Published Feb 20, 2024 06:30AM ET

Updated Feb 20, 2024 10:46AM ET

By Deborah Mary Sophia and Granth Vanaik

(Reuters) -Home Depot forecast full-year results below analysts' estimates on Tuesday, signaling that lackluster demand would continue to pressure the company this year as people tighten spending on home remodeling amid sticky inflation.

With food prices and borrowing costs still elevated, customers are limiting home-related spend to just essential repair and maintenance rather than undertaking larger renovations.
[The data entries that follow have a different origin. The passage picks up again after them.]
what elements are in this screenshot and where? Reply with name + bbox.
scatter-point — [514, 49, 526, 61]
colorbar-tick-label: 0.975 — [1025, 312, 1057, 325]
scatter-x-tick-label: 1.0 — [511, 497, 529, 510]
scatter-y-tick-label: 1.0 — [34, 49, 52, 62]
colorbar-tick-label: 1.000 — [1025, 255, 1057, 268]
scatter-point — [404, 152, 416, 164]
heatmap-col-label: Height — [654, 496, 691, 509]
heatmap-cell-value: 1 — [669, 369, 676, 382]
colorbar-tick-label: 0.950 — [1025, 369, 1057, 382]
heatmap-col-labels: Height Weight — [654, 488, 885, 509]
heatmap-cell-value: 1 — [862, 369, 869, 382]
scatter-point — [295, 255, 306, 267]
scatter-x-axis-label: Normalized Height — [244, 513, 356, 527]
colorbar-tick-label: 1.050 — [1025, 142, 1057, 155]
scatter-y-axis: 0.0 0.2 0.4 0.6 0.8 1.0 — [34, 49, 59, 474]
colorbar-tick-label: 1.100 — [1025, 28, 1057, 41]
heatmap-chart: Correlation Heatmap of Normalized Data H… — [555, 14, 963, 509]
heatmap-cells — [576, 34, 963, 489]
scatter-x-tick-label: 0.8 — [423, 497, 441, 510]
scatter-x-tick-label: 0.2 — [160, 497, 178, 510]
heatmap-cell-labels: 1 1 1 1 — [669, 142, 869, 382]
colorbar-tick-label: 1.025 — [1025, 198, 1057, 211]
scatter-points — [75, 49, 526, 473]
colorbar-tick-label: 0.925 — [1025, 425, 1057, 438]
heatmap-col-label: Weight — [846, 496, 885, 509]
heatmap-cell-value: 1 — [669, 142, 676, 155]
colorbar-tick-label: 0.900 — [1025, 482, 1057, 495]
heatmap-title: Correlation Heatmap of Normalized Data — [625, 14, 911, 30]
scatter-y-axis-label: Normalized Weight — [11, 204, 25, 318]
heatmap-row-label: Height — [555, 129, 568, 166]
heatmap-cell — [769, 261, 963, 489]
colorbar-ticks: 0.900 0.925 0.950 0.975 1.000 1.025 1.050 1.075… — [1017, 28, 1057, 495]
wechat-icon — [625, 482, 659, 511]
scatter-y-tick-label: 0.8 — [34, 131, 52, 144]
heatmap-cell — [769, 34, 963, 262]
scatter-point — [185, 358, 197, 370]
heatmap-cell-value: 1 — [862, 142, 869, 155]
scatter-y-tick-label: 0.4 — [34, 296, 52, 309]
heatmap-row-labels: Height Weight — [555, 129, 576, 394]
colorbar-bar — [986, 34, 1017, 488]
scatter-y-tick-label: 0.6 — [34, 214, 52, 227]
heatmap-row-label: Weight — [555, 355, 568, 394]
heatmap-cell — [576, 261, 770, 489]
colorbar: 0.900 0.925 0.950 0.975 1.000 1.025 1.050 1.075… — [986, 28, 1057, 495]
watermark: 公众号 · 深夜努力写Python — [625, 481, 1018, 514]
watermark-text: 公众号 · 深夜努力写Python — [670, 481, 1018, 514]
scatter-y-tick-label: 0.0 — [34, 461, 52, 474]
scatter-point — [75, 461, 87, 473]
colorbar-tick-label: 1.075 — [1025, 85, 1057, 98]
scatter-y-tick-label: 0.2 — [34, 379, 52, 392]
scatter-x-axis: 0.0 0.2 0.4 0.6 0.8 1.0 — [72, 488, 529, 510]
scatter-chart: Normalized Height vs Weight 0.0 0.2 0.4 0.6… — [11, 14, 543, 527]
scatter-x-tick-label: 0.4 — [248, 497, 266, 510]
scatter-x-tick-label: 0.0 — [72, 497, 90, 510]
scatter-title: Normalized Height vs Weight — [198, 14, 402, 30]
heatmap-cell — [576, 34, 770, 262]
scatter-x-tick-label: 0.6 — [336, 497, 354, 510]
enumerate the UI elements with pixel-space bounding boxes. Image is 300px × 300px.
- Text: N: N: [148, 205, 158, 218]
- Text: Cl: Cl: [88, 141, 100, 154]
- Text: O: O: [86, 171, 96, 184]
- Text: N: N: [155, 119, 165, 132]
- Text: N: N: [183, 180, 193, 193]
Foot traffic at the No. 1 U.S. home improvement chain fell in the fourth quarter, with declines worsening toward January due to harsh winter weather, Placer.ai data showed.

"The home improvement market still faces headwinds ... we are planning for a year of continued moderation but with slightly less pressure to (sales) than what we faced in fiscal 2023," Home Depot (NYSE:HD) CFO Richard McPhail said.

The back half of 2024 would be "marginally stronger," CEO Ted Decker said.

Home Depot expects 2024 comparable sales to decline about 1%, while analysts estimate a 0.06% rise, LSEG data showed. The company's shares fell about 1%.

"I'm not overly alarmed by the guidance ... the timing of (recovery) is the big question mark," said Sarah Henry, managing director and portfolio manager at Logan Capital Management.

Still, the consumer backdrop appeared strong, Henry added. Retail bellwether Walmart (NYSE:WMT) issued an upbeat annual sales forecast.

Fourth-quarter transactions at Home Depot fell 1.7%, logging their eleventh straight quarterly decline, while comparable sales dropped a bigger-than-expected 3.5%.

"There was an expectation ... that the company could return to growth sooner than they're guiding to," said Jonathan Reid, a director at Fitch Ratings.

Home Depot forecast 2024 per-share earnings to grow about 1%, below expectations of a 3.62% rise.